The Netherlands has struck a low blow in Low Country rivalry, saying it won’t send criminal suspects to Belgium. In the latest spat between the niggling neighbours, the Dutch government has refused to hand over eight suspected South American drug smugglers to Belgium, citing concerns from an international report that described them as “inhuman” and “degrading.”

Prisoner transfers are usually a formality, but this one cannot go ahead, “without further investigation into the detention conditions in Belgian prisons,” an Amsterdam court ruled, suspending the move while Dutch prosecutors seek further information. Amsterdam’s specialised International Legal Aid Court, which decides on transfers to other countries, pointed to a recent two-month strike by Belgian prison staff, during which inmates were “almost permanently” confined to their cells. “The court must refuse a transfer if there is talk in the requesting country of a fundamental violation of human rights,” it found.

The Belgian Justice Minister Koen Geens said he had noted the Dutch decision, but insisted that the court was merely seeking “more information”.

Outdated and overcrowded

Belgian prisons have been struggling for years with huge overpopulation, outdated infrastructure and lack of staff. In its damning report published in July, the anti-torture committee of the 47-member, Strasbourg-based Council of Europe lambasted the “ongoing failure of the Belgian authorities to put in place a minimum level of service to guarantee the rights of inmates during periods of industrial action by prison staff.” It said failure to do so, “could result in a large number of inmates being subjected to inhuman or degrading treatment,” in a situation which is already “intolerable” and could end up “endangering the health and life of these persons”.
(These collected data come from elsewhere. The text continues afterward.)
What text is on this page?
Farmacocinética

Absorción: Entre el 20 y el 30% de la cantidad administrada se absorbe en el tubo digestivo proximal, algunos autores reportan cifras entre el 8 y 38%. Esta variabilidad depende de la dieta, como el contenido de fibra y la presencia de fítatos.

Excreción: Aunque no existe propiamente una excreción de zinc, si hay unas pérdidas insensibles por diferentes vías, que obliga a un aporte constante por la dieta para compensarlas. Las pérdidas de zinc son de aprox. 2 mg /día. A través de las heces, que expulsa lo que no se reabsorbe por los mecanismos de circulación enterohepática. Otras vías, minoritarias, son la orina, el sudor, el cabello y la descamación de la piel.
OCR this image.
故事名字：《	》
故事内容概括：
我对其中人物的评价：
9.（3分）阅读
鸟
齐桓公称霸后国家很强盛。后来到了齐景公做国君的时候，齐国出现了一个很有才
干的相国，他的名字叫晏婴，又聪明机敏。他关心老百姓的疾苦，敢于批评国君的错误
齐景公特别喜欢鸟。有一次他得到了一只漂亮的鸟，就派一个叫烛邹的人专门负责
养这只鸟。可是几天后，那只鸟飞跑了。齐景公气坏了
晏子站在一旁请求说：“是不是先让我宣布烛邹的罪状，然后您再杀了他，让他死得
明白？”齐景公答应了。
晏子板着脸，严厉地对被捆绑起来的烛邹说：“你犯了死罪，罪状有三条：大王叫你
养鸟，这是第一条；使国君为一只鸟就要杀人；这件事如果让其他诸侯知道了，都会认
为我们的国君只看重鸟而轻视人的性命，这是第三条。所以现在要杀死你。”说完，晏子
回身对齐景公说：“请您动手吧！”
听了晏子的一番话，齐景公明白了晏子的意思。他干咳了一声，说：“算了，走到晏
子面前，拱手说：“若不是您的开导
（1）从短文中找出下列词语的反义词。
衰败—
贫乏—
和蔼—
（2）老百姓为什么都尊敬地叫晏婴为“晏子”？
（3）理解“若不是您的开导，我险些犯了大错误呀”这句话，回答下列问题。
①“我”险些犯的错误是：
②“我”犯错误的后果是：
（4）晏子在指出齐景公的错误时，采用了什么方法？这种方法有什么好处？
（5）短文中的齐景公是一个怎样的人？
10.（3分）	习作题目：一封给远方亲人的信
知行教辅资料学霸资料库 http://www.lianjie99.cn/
The committee said it not seen such conditions in any of the visits carried out in its 47 members during the last 27 years. Lantin Prison, near Liège, was cited as an example, where, according to the report, during last year’s strike, inmates were kept in their cells, often unable to shower for weeks.

The International Observatory for Prisons (OIP), a prison oversight organization estimates as many as 700 prisoners endure particularly grave conditions, such as cells without enough beds, running water or toilets, and no access to proper medical care.

By contrast, the Netherlands is short of people to lock up. About a third of Dutch prison cells sit empty, according to the Ministry of Justice: 19 prisons closed in 2014 alone, and five more since then. Belgium even rented some 650 unused cells in Tilburg’s Willem II Prison.

Belgium and the Netherlands have endured a long history of competition dating back to the Middle Ages when the Flemish city of Antwerp vied with Amsterdam as a trading port. Since Belgium declared its independence from the Netherlands in 1830, the two sides have maintained a respectful rivalry, and last year they conducted a friendly land swap around the mouth of the Meuse river. Now most of their sparring is about which Dutch accent – from Flanders or the Netherlands – sounds better.